India’s internet user base crosses 950M in 2025: IAMAI report

The report also revealed that rural India accounts for 57% of India’s active internet users, i.e, approximately 548 million active users.
The ‘Internet in India Report 2025,’ jointly prepared by Internet and Mobile Association of India and KANTAR, which highlights these trends, was released at the India Digital Summit in the presence of Manjula N, Secretary to the Government, Department of Electronics, IT/BT and Science & Technology, Government of Karnataka.
According to the report, India now has 958 million Active Internet Users (AIU), marking an approximate 8% year‑on‑year growth, reinforcing India’s position as one of the world’s largest and fastest‑evolving digital markets.
It also reveals that 44% of users have engaged with AI‑enabled features such as voice search, image‑based search, chatbots, and AI filters.
“This growth of internet users continues to be led decisively by rural India, which is now home to approximately 548 million active internet users,” the report said.
Rural regions now account for over 57% of India’s active internet users and are growing at nearly four times the pace of urban India, signalling a structural shift in where and how digital adoption is expanding, it added.
The report highlighted that artificial intelligence has reached mass adoption in India, with 44% of users engaging with AI-enabled features such as voice search, image-based search, chatbots, and AI filters.
“Usage is highest among younger audiences, with 57% of users aged 15-24 years and 52% of those aged 25-44 years reporting AI usage in the past year,” it added.
The report further revealed that short-video consumption has emerged as a key growth driver within this expanding user base.
It noted that in 2025, 588 million (61%) internet users consumed short-video content, with rural users marginally outnumbering urban users. Adoption is strongest among younger audiences, cementing their role as a key driver of digital engagement.
In the statement, citing the report, IAMAI said that quick commerce is leading a fundamental shift in how Indians shop online, with social commerce close behind, as the e‑commerce ecosystem expands beyond traditional online marketplaces.
Among urban users, 230 million people (56% of the urban active internet base) shopped online in the past year, with quick commerce and social commerce gaining prominence alongside established marketplaces, it added.

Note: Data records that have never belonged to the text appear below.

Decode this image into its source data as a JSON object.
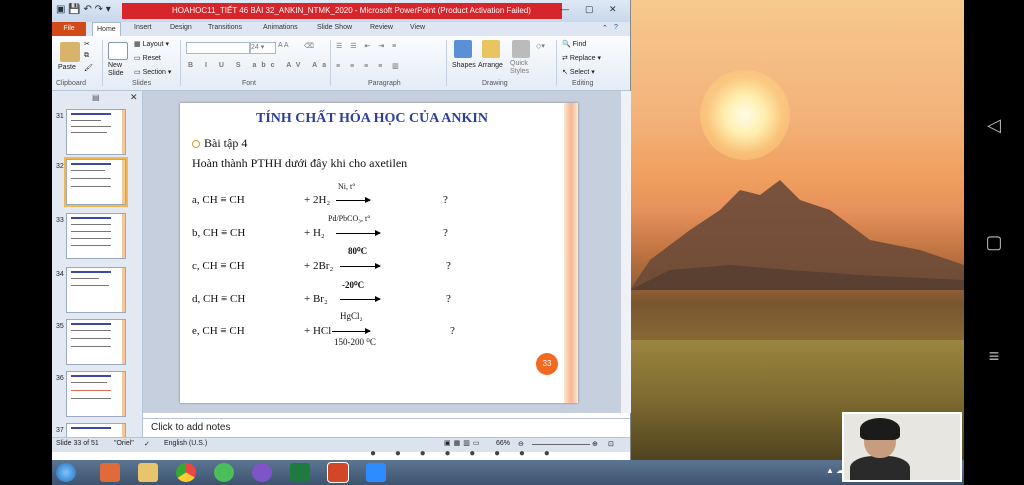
{
  "window": {
    "title": "HOAHOC11_TIẾT 46 BÀI 32_ANKIN_NTMK_2020  -  Microsoft PowerPoint (Product Activation Failed)"
  },
  "tabs": [
    "File",
    "Home",
    "Insert",
    "Design",
    "Transitions",
    "Animations",
    "Slide Show",
    "Review",
    "View"
  ],
  "ribbon": {
    "paste": "Paste",
    "new_slide": "New\nSlide",
    "layout": "Layout",
    "reset": "Reset",
    "section": "Section",
    "font_size": "24",
    "shapes": "Shapes",
    "arrange": "Arrange",
    "quick_styles": "Quick\nStyles",
    "find": "Find",
    "replace": "Replace",
    "select": "Select",
    "groups": [
      "Clipboard",
      "Slides",
      "Font",
      "Paragraph",
      "Drawing",
      "Editing"
    ]
  },
  "thumbnails": [
    "31",
    "32",
    "33",
    "34",
    "35",
    "36",
    "37"
  ],
  "slide": {
    "title": "TÍNH CHẤT HÓA HỌC CỦA ANKIN",
    "exercise": "Bài tập 4",
    "instruction": "Hoàn thành PTHH dưới đây khi cho axetilen",
    "rows": [
      {
        "left": "a, CH ≡ CH",
        "reagent": "+ 2H₂",
        "above": "Ni, t°",
        "below": "",
        "result": "?"
      },
      {
        "left": "b, CH ≡ CH",
        "reagent": "+  H₂",
        "above": "Pd/PbCO₃, t°",
        "below": "",
        "result": "?"
      },
      {
        "left": "c, CH ≡ CH",
        "reagent": "+ 2Br₂",
        "above": "80⁰C",
        "below": "",
        "result": "?"
      },
      {
        "left": "d, CH ≡ CH",
        "reagent": "+ Br₂",
        "above": "-20⁰C",
        "below": "",
        "result": "?"
      },
      {
        "left": "e, CH ≡ CH",
        "reagent": "+ HCl",
        "above": "HgCl₂",
        "below": "150-200 ⁰C",
        "result": "?"
      }
    ],
    "page_number": "33"
  },
  "notes": {
    "placeholder": "Click to add notes"
  },
  "status": {
    "slide_info": "Slide 33 of 51",
    "theme": "\"Oriel\"",
    "language": "English (U.S.)",
    "zoom": "66%"
  },
  "taskbar_apps": [
    "start",
    "media-player",
    "file-explorer",
    "chrome",
    "coccoc",
    "viber",
    "excel",
    "powerpoint",
    "zoom"
  ]
}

IAMAI also noted that multi-device usage is on the rise, with India now having 193 million multi-device internet users, representing 20% of all active internet users, up from 165 million in 2024.
“Urban adoption stands at 31%, while rural India is catching up at 12%. Shared device usage continues to be a key enabler of digital access: 18% of internet users go online through someone else’s mobile device, and nearly 80% of these users are based in rural areas,” the report stated.
It also revealed that despite strong momentum, 38% of India’s population—about 579 million people—remains non-active internet users.
“However, this proportion has been steadily declining year after year, signalling substantial headroom for the continued expansion of India’s digital economy,” it said.
The 2025 edition of the Internet in India report is based on a sample of nearly 100,000 consumers across more than 400 towns and over 1,000 villages, it added.
India’s surge in online users is the result of several structural forces that have been building for the better part of the last decade: large-scale investments in mobile broadband, the availability of low-cost smartphones and extremely affordable data plans from competitive telecom operators, government digital-inclusion initiatives, and a wave of locally tailored content and apps (especially in regional languages).
Together these factors have pushed internet access beyond cities into smaller towns and villages, while platform innovations — notably short-video formats, integrated digital payments, and increasingly embedded AI features — have made smartphones more useful and habitual for a wider cross-section of the population.
The rapid expansion brings both opportunity and urgency. For businesses and policymakers it creates a vast new consumer base and a rationale to rethink services for low-bandwidth, shared-device, and vernacular contexts; for regulators and civil-society actors it heightens the need to address digital literacy, privacy and safety, affordable device access, and the remaining structural barriers that keep roughly a third of the population offline.